Our next change is that we'll be homeschooling once again. Its always a mixed bag of feelings for me. We aren't supported with homeschooling our children so traveling this less beaten path has always been very difficult when we haven't had the support we've needed. I love homeschooling the girls , but at the same time with my own health not being the way I wish it were, I just worry about my own energy levels. Yet we really don't have much of a choice in the matter, we will make lemonade with the few lemons I have so to speak.
If you've gotten this far we did meet up with a VACTERL family this past weekend. It was wonderful to be able to talk to someone that just gets it. We didn't have to explain ourselves to each other. We just knew.
We met at the zoo here by where we live and just had a great time seeing the animals and just visiting, visiting, visiting.
Braydon and Maggie
In the midst of that we had a not so great change. Our beloved priest Father Tom is going off to new territory. Meaning he's leaving the church and going to a new one. Fr. Tom is well loved by many in our community. I don't think there isn't a soul who knows him around here. He will definitely be missed by everyone in our community that's for sure. I had a wonderful time getting to know him this year.
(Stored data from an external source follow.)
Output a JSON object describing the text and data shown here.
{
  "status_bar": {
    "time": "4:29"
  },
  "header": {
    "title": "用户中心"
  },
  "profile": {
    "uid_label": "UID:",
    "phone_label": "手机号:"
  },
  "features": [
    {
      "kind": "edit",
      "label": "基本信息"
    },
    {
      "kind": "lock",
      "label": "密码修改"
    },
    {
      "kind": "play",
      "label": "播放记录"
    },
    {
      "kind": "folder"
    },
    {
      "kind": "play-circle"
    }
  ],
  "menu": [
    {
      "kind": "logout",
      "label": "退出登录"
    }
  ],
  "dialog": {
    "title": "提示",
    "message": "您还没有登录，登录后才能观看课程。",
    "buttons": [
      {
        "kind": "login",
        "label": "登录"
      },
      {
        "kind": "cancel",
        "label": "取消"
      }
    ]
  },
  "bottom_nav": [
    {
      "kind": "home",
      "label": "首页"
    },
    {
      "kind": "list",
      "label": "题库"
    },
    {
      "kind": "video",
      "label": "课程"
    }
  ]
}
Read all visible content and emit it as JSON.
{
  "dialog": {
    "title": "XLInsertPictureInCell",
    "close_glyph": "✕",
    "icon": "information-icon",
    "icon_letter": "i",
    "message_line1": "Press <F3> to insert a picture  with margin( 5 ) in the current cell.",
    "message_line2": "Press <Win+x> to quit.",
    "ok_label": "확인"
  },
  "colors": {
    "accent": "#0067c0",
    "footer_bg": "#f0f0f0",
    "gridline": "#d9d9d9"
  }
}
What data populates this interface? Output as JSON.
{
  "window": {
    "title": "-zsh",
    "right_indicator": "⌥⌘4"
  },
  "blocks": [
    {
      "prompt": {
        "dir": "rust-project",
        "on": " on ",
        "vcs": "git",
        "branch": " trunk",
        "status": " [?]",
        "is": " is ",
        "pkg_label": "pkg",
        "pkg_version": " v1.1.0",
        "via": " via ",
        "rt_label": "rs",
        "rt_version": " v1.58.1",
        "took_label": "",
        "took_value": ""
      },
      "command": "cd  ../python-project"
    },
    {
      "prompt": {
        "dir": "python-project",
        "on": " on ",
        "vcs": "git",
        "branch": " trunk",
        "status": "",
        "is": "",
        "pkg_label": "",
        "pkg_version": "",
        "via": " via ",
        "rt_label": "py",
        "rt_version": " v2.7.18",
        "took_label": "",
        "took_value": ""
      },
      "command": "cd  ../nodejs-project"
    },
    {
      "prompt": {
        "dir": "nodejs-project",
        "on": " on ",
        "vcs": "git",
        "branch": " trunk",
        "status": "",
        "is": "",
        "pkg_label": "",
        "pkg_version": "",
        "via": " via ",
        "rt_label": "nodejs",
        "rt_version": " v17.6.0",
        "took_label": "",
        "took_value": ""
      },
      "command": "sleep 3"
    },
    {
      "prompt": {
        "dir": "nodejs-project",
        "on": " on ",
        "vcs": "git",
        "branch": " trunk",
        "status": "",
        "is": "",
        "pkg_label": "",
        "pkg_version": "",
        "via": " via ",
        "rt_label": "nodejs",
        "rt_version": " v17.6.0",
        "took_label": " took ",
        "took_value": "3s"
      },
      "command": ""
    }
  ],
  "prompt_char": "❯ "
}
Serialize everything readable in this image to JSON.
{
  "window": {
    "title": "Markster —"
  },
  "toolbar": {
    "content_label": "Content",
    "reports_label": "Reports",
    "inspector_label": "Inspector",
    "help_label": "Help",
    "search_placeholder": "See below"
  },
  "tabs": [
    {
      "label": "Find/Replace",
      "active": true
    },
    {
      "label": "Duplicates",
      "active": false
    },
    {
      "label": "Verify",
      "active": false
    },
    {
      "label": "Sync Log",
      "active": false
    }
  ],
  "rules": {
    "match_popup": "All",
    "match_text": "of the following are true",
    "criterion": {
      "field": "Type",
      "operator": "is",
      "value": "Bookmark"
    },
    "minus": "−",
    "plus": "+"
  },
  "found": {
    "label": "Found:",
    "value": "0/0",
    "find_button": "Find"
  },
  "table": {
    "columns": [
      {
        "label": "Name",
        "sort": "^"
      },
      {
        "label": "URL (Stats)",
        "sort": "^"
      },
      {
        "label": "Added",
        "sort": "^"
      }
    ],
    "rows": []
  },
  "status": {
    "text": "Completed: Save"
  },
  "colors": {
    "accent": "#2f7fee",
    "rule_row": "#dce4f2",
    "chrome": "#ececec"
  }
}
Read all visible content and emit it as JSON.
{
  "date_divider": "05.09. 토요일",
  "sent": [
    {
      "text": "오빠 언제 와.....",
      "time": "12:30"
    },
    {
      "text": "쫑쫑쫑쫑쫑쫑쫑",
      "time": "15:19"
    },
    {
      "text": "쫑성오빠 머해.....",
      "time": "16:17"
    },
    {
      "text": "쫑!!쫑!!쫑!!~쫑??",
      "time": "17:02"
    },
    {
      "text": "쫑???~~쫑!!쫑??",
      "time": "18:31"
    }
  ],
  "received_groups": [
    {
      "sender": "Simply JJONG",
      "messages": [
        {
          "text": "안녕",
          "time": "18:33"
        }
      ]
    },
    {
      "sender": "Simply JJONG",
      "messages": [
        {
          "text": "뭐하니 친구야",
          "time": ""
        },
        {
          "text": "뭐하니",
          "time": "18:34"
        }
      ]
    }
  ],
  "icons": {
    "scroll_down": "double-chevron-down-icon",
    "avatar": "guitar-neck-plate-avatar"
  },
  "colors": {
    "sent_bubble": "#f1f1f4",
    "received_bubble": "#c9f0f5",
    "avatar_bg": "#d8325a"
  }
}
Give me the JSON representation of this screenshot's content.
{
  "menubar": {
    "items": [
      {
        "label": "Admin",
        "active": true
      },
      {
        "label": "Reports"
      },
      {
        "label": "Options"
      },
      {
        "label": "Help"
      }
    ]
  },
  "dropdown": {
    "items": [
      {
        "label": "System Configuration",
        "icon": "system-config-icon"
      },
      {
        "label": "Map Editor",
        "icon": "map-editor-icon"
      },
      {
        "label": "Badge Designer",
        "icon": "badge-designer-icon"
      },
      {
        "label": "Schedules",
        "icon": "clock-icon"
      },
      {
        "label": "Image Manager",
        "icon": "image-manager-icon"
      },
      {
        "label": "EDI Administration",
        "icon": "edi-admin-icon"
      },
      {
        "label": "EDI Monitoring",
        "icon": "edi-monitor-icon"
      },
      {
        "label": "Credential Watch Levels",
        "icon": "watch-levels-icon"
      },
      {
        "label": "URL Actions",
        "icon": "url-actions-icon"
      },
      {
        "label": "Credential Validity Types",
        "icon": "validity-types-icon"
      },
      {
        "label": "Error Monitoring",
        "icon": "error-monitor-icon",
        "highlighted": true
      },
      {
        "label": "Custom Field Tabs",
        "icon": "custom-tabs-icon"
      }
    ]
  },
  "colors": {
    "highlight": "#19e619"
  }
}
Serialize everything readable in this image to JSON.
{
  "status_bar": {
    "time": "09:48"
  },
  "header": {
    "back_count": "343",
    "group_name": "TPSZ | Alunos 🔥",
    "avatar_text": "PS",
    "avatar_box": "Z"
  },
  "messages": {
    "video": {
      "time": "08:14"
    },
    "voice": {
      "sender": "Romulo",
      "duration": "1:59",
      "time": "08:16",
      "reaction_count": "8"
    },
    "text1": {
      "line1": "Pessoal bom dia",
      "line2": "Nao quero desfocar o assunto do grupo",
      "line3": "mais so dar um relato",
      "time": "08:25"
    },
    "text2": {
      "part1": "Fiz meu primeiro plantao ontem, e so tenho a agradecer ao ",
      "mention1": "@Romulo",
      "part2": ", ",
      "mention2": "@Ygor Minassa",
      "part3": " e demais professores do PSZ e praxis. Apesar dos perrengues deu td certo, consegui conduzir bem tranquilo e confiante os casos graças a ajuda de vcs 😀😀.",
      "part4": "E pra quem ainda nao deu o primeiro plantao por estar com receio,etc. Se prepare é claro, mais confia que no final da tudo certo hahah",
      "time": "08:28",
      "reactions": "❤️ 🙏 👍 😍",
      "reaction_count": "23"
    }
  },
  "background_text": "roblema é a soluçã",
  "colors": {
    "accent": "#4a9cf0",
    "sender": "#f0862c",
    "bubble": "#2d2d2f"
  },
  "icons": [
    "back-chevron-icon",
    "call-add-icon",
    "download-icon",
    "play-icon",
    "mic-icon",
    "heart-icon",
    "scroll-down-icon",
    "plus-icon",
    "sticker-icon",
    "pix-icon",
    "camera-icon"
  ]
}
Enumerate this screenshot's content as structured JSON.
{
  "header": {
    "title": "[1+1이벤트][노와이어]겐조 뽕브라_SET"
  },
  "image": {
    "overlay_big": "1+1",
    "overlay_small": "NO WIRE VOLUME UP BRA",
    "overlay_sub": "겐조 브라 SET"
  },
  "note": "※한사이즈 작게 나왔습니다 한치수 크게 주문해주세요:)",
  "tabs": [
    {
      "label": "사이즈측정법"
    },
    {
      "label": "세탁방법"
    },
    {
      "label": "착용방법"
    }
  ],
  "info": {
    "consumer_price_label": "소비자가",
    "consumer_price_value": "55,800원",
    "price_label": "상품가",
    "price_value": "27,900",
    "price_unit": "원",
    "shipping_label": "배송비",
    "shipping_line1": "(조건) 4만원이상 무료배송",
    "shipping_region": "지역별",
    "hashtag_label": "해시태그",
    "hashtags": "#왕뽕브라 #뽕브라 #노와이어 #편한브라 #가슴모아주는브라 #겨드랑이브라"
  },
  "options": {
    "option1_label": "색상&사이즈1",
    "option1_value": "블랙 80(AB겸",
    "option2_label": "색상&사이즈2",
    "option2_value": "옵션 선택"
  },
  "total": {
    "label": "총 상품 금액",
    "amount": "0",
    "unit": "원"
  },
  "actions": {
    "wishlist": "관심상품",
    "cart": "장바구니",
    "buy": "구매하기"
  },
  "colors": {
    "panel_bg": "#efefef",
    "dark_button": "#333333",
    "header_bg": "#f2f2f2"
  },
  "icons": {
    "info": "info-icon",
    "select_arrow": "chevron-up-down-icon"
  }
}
With all of that up and down change this month I definitely can say we sure need another vacation on top of our summer vacation. I just never know what is going to happen from one day to the next. Only God knows that, but I guess in the meantime if all this change is going to happen. I think God could cushion the blow a little bit for us 'older' folks who resist it so much.
1 comment:
So sad to hear of the loss of the little girl. We were in a support group for our 2nd son's birth defect and it was definitely close & supportive despite most of us never meeting each other. I hope the CLE group can be somewhat of a support to you in your homeschooling. It's difficult to go it alone, I know. I basically am with my near high schooler as we have no friends homeschooling that age. Will be praying for your fil. That's just horrible what happened to him.